I was wondering about that. But then I looked at the size of the bio-sponge in my power filter and did some thinking.

So here's plan A: I've filled my older HOT Magnum's media chamber with lava rock bio-media. I'm going to clean up the newer HOT Magnum that's been haning unused on the back of the goldfish tank for a while, and transfer that media chamber into it. As I recall, it wasn't as much of a spitter as this old one. If it operates without fogging the tank, I'll replace my power filter with a new HOT Magnum and fill its media chamber with bio-media.
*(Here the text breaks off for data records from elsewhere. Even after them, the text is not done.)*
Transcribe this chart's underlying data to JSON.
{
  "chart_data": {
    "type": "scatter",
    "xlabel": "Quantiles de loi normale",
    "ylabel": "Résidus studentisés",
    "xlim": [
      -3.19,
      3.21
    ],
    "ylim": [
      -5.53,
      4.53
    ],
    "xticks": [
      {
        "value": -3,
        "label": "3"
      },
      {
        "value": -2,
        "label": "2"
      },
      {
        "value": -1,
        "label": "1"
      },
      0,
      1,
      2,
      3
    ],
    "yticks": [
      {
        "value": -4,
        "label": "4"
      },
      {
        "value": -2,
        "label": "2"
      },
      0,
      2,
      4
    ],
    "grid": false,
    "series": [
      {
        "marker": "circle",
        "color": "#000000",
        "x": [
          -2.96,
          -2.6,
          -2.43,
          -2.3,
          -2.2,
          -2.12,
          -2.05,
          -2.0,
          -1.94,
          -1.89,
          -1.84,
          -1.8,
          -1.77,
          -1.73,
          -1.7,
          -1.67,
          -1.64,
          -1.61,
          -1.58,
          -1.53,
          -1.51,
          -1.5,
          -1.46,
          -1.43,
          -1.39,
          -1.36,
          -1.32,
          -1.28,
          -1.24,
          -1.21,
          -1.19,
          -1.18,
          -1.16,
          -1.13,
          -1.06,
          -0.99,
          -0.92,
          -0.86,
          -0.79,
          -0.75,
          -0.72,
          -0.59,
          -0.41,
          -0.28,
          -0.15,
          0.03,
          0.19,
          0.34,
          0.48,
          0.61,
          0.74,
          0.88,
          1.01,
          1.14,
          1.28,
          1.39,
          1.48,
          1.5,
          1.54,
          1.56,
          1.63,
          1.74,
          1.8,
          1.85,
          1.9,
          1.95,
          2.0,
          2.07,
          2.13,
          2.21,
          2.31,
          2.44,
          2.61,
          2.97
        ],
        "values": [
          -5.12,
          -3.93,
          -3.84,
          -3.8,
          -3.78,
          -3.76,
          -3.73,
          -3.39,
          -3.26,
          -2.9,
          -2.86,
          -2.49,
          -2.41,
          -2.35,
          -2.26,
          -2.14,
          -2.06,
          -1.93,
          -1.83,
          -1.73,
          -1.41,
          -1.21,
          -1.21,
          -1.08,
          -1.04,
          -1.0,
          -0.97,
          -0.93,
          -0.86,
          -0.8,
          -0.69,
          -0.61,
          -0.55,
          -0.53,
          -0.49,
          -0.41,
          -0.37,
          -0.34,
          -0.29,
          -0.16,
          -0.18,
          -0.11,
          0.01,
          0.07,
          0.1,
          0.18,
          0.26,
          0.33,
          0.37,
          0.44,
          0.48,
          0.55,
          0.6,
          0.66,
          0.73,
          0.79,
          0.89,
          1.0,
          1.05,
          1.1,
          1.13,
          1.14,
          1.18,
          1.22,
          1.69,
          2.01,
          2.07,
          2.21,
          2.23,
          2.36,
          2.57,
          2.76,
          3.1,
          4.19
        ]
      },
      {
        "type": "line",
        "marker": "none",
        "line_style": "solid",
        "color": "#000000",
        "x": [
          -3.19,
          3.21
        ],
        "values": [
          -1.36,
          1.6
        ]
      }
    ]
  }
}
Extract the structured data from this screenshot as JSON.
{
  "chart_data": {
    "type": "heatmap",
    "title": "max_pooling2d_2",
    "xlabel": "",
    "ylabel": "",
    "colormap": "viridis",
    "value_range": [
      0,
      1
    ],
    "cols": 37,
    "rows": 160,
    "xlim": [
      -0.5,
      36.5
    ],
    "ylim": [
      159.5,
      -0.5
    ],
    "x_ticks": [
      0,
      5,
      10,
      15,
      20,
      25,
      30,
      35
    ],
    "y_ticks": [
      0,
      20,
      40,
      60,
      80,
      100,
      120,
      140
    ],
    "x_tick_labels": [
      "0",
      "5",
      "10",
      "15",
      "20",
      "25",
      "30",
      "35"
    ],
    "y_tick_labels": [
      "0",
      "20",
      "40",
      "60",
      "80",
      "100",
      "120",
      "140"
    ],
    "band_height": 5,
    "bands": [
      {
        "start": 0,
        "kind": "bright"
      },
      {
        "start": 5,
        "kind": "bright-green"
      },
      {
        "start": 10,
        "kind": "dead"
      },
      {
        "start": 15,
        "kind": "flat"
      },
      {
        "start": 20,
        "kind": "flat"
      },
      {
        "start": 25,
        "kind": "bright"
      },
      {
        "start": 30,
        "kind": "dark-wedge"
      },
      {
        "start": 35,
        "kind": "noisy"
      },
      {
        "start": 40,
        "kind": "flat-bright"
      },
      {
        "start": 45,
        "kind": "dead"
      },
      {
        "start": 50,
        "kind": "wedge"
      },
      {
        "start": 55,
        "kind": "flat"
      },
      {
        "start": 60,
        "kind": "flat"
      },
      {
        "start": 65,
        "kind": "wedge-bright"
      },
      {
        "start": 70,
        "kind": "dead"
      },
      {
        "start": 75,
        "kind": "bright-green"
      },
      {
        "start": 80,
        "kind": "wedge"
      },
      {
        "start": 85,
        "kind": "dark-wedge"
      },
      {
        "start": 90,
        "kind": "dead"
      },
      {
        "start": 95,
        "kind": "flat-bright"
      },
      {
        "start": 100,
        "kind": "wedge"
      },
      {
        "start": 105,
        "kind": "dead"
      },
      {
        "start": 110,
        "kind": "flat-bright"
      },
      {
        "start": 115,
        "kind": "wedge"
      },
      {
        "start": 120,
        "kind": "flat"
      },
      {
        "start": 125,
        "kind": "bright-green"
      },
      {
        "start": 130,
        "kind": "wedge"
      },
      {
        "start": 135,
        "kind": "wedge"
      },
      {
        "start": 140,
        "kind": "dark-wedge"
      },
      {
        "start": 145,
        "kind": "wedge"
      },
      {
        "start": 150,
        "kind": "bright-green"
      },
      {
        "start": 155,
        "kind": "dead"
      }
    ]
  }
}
Two chambers filled with biomedia look like way more bio-surface than that sponge has.

Plan B: If the newer (but already owned) filter does fog the tank with bubbles, I'll either go for the largest size old-fashioned Eheim, or just live with the situation a while longer if I just can't talk myself into spending the money. It'll come down to how much the bubbles aggravate me.


----------



## lbsfarms (May 24, 2004)

If your concerned about cost, you might want to check out the Jebo canister filters. I bought one from Superfishstore.com and am very happy with it. I've found it works a whole lot better than the filstar xp3 I used to have.


----------



## countrymouse (Jul 6, 2003)

This is going to turn out to be cheap after all. The newer HM isn't spitting, and the tank is nice and clear. (BIG sigh of relief. I hate trying to explain to hubby why I need/want another new piece of equipment. Last year was the CO2 bottle and regulator.) The old HM turns out to have had a broken intake O-ring. Could swear I checked all the O-rings and gaskets recently; go figure. For now I'll just live with the shallow return. 

I really, really appreciate the advice, all of you, and if I add another tank (after the kids have moved out and become independent) I'll keep all this in mind.


----------